Опомнилась я только тогда, когда в дверь постучала Тсара и сказала спускаться к ужину. К ужину? Она это серьезно? В душе затеплилась надежда. Эти двое помирились? Может, все еще будет хорошо?
Наспех одевшись, я спустилась вниз и, разумеется, в первую очередь бросилась к Альку, чтобы обнять. Мне нужно было убедиться, что все в порядке, и показать ему ровно то же самое — мол, я рядом, всегда буду, пока ты этого хочешь, только не отдаляйся и не позволяй этому человеку уничтожать тебя морально, как это было раньше.
Впрочем, это не отменяло того факта, что меня до сих пор саму трясло от пережитого ужаса и переживаний.
— Я в порядке, — совсем тихо отозвался он, невесомо погладив меня по волосам.
В данную секунду это было пределом того хорошего, что можно было ожидать. Увидеть Алька живым и здоровым и услышать от него, что он в порядке. Старик сидел на своем прежнем месте, а Тсара и впрямь решила заняться ужином, накрывая на стол.
Удивительные они все-таки все люди. Мне до сих пор было сложно свыкнуться с тем, что каждый из них был способен вот так взять себя в руки и продолжить общаться, хотя только что здесь все попахивало чуть ли не концом света.
— Хорошо, — коротко ответила я Альку, решив, что мне нужно сделать последний рывок и отпустить его сейчас, чтобы помочь Тсаре. Сыграть в их непонятную мне всем сердцем игру. Внутри меня разрывало стремление собрать вещи и уехать как можно скорее, но здесь было все заведено иначе. Никто ничего не говорил. Не объяснял. Не думал, что делать дальше и как выпутываться. И это угнетало не меньше остального.
Вся эта ситуация все больше стала напоминать неприятные дни из детства, когда мама только вышла за Даррена. Я тогда тоже закрывалась в комнате, сбегая от звуков ударов, ее криков и понимания, что он с ней делает. А потом так же выходила и старалась спокойно есть завтрак, который она готовила. Никто не обсуждал происходящее — мне было слишком страшно спросить, что происходит, а маме было слишком страшно все это прекратить.
И теперь снова причиняют боль тому, кого я люблю, пожалуй, люблю больше самой жизни, а я не только не могу ничего с этим поделать, более того — вынуждена смотреть в глаза этому старику, сидя с ним за одним столом и нарезая хлеб для ужина с ним, как смотрела в глаза Даррену. Притворство, что семья существует и все может еще наладиться.
Вдвоем с Тсарой мы справились быстро.
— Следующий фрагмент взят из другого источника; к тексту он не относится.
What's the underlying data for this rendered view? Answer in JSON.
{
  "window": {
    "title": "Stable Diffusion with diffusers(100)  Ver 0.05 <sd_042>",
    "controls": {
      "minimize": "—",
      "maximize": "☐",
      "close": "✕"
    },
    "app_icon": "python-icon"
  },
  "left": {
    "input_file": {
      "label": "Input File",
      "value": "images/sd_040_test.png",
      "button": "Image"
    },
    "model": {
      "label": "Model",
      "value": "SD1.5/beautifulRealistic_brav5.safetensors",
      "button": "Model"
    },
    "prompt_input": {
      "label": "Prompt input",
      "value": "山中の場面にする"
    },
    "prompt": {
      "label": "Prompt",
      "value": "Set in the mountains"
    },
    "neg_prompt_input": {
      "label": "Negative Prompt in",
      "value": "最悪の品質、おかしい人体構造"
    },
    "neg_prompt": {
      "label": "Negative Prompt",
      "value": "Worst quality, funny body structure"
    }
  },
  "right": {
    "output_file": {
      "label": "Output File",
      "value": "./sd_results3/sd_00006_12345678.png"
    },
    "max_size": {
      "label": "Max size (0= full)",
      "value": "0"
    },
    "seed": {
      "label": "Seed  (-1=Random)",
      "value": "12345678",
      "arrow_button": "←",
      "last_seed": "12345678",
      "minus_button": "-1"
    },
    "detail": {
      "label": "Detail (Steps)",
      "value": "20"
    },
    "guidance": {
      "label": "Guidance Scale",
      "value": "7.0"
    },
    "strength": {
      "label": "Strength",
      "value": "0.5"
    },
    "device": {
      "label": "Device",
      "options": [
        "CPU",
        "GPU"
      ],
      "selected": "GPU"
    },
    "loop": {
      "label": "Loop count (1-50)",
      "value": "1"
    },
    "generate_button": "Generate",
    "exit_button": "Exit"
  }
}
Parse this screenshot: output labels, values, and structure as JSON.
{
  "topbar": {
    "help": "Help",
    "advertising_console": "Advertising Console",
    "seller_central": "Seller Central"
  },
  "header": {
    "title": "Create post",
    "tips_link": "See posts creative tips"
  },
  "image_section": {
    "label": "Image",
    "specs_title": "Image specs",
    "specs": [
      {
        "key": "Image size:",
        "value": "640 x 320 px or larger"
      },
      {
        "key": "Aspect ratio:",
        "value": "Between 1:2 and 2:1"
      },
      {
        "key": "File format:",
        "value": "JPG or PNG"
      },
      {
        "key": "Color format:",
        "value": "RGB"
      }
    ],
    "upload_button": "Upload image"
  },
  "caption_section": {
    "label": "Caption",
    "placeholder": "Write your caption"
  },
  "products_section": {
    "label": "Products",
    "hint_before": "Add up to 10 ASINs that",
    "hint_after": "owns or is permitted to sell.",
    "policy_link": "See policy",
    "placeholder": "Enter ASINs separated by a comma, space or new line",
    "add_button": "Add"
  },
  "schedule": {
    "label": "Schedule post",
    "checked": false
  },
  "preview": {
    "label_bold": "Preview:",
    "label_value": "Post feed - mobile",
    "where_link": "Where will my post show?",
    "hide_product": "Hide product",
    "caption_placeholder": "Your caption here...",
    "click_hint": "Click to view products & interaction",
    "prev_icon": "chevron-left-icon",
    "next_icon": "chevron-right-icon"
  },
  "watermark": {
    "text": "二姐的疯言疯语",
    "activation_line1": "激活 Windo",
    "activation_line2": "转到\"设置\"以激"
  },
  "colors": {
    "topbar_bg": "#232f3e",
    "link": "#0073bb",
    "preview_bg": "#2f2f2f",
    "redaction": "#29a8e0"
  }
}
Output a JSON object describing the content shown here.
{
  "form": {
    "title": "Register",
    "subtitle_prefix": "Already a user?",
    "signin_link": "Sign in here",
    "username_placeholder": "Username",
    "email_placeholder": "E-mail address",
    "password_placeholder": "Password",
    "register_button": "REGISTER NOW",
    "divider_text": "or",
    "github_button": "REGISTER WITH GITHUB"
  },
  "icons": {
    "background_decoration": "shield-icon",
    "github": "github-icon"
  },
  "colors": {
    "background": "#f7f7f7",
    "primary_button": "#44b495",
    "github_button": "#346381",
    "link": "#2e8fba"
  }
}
Пока она разбиралась с едой, я помогла ей с посудой, приборами, напитками и всем прочим. Есть не хотелось от слова совсем, но я знала, что должна быть здесь. И если уж не для того, чтобы поддерживать видимость нормальности происходящего, то хотя бы для того, чтобы быть рядом с Альком. Сжимать его руку под столом.
И, как выяснилось впоследствии, тоже стать мишенью.